Astellas has acquired Cambridge, UK-based Quethera, a gene therapy group focused on the development of novel treatments for ocular disorders, such as glaucoma.

The move gives Astellas access to Quethera’s ophthalmic gene therapy program, which uses a recombinant adeno-associated viral vector system (rAAV) to introduce therapeutic genes into target retinal cells for the treatment of glaucoma.

The lead preclinical candidate of the programme has already demonstrated “significantly improved survival of retinal ganglion cells (RGCs) in preclinical models,” the firm noted.
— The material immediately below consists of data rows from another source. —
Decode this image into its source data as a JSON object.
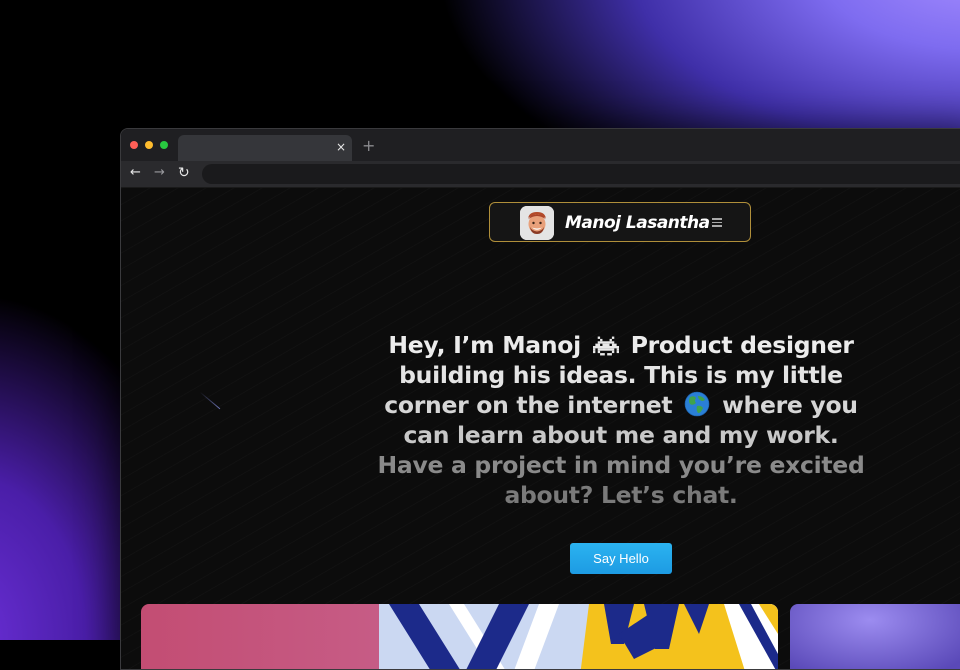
{
  "browser": {
    "tab": {
      "title": "",
      "close_glyph": "×"
    },
    "new_tab_glyph": "+",
    "nav": {
      "back_glyph": "←",
      "forward_glyph": "→",
      "reload_glyph": "↻"
    },
    "address_bar": {
      "value": "",
      "placeholder": ""
    }
  },
  "site": {
    "brand_name": "Manoj Lasantha",
    "avatar_icon": "memoji-avatar-icon",
    "menu_icon": "hamburger-menu-icon",
    "hero": {
      "line1_a": "Hey, I’m Manoj",
      "line1_emoji_icon": "alien-monster-icon",
      "line1_b": "Product designer",
      "line2": "building his ideas. This is my little",
      "line3_a": "corner on the internet",
      "line3_emoji_icon": "globe-icon",
      "line3_b": "where you",
      "line4": "can learn about me and my work.",
      "line5": "Have a project in mind you’re excited",
      "line6": "about? Let’s chat."
    },
    "cta_label": "Say Hello"
  },
  "colors": {
    "accent_button": "#1fa4ea",
    "nav_border": "#b08f3a",
    "background": "#0c0c0c"
  }
}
Under the terms of the deal, Astellas could pay up to £85 million in aggregate consideration (upfront and contingent payments) for Quethera, which will upon closing become a wholly-owned subsidiary of the Japanese drugmaker.

“This acquisition demonstrates Astellas’ commitment to proactively incorporate state-of-the-art scientific and technological advances and turn them into VALUE for patients,” said the firm’s president and chief executive Kenji Yasukawa.

“We believe the rAAV program has potential as a new therapeutic option for the treatment of refractory glaucoma through an intraocular pressure (IOP)-independent mechanism. It would address a high unmet medical need in glaucoma patients who are at risk of losing their eyesight.”

Peter Widdowson, Quethera’s chief executive, said the deal “enables us to accelerate our evaluation of this investigational technology program to see if we can slow or prevent disease progression for these patients.”